DEV Community

Lumafy
Lumafy

Posted on

The Sumner Method: What Bun's AI-Assisted Zig Rust Rewrite Teaches About Large Migrations

Jarred Sumner's write-up on rewriting Bun from Zig to Rust is one of the most concrete public examples of AI-assisted large-scale engineering.

The striking part is not just the numbers.
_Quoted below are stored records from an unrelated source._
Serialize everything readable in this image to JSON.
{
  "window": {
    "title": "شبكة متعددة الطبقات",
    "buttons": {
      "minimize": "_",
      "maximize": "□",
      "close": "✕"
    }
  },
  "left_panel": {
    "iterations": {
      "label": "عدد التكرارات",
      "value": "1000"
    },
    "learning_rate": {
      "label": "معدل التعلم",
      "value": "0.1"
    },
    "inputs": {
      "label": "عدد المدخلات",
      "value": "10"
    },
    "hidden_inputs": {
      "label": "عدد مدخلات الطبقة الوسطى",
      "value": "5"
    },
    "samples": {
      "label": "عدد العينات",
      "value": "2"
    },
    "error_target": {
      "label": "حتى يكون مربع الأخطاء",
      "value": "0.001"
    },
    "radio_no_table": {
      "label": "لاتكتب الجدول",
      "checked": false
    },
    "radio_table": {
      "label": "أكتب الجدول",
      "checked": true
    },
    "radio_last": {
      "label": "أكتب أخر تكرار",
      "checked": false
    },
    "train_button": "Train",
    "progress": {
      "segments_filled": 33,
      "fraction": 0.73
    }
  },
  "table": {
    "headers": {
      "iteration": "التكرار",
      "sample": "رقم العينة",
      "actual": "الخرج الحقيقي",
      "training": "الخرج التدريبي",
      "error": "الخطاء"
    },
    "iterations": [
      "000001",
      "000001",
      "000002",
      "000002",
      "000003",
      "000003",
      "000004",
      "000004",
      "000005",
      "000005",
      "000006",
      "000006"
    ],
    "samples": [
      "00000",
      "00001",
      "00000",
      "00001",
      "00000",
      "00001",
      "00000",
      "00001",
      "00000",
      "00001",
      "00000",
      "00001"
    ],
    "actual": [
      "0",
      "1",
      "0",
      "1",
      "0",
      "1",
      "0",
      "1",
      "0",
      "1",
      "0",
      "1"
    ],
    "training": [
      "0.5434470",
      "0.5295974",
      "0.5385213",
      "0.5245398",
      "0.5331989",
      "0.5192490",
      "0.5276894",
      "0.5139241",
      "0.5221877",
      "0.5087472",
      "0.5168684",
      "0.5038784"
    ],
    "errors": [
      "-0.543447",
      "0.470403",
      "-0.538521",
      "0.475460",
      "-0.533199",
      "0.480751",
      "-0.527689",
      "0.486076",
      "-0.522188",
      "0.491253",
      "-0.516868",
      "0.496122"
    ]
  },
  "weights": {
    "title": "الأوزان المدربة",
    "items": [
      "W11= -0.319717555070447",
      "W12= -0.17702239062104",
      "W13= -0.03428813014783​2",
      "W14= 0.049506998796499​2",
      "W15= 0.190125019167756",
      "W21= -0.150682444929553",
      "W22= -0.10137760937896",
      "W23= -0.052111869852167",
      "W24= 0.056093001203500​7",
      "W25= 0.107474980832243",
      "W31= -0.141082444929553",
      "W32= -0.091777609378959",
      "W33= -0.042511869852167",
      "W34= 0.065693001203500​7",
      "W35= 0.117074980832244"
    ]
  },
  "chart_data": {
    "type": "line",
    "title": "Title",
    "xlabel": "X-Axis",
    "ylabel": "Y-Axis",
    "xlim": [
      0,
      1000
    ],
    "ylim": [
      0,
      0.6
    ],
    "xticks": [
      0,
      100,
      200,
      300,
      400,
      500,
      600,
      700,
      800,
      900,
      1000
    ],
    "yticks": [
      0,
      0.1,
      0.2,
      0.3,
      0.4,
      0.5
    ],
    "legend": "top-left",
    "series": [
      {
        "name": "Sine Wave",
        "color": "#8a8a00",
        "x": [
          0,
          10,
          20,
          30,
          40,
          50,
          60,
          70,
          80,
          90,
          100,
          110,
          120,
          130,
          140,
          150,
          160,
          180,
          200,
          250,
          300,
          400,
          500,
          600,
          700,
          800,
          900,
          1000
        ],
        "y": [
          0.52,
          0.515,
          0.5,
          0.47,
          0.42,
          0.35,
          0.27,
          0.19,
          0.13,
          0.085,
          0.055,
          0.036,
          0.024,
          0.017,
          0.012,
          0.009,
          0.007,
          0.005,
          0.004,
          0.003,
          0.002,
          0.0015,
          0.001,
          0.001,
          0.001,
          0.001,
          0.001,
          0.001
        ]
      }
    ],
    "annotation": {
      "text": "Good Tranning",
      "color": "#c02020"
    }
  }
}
It is the workflow design.

According to the official Bun post, the rewrite involved about 50 Claude Code dynamic workflows, 64 Claude agents at peak, 6,778 commits, roughly 16,000 compiler errors worked down, and a +1M-line diff.

Official source: https://bun.com/blog/bun-in-rust

I studied the workflow and extracted the reusable parts into an open-source playbook:

https://github.com/Lumafy/sumner-method

This article summarizes the pattern.

The Core Loop

The reusable workflow is not "ask AI to rewrite the codebase."

It is closer to this:

while (task = nextTask()) {
  const result = implement(task);
  const feedback = adversarialReview(result);
  const fixed = applyFeedback(result, feedback);
  runGates(fixed);
}
Enter fullscreen mode Exit fullscreen mode

The key design choice is separation:

  • one agent implements
  • separate agents review
  • reviewers see the diff, not the implementer's reasoning
  • fixes go through gates instead of being trusted automatically

Why Rust Makes This Pattern More Practical

Rust gives AI agents a lot of machine-checkable feedback:

  • compiler errors
  • borrow checker failures
  • clippy warnings
  • Miri checks
  • unsafe audits
  • tests
  • compile-time assertions

For one person, thousands of compiler errors are overwhelming. For a decomposed workflow, they can become a queue.

That does not make the migration easy. It makes the work observable.

The 8 Phases

The playbook breaks the process into these phases:

Phase Goal
A Extract facts and write a porting guide
B Mechanically translate files
C Fix compile errors
D Bring up runtime behavior
E Make tests pass
F Remove performance regressions
G Improve code quality
H Harden security

Each phase should have:

  • a bounded task queue
  • a clear definition of done
  • review prompts
  • machine-checkable gates
  • a way to record blocked items

Adversarial Review

The most reusable idea is adversarial review.

Instead of asking a reviewer agent to "check this code", the reviewer is instructed to assume the code is wrong and prove every claim from source files, target files, tests, or docs.

This changes the review task from approval to falsification.

That matters because AI-generated code often looks plausible even when it is subtly wrong.

What I Put in the Repo

The repository includes:

  • phase templates
  • role prompts for implementer, reviewer, fixer, and orchestrator
  • workflow notes for Claude Code
  • examples of bug classes adversarial review should catch
  • a Bun case study summary

Repo:

https://github.com/Lumafy/sumner-method

What This Is Not

This is not a claim that AI can replace engineering judgment.

The lesson I took from Bun's rewrite is almost the opposite: AI agents become useful when surrounded by more engineering structure, not less.

The work has to be decomposed, reviewed, measured, and gated.

Without that structure, "AI rewrite" is just a high-risk batch of plausible diffs.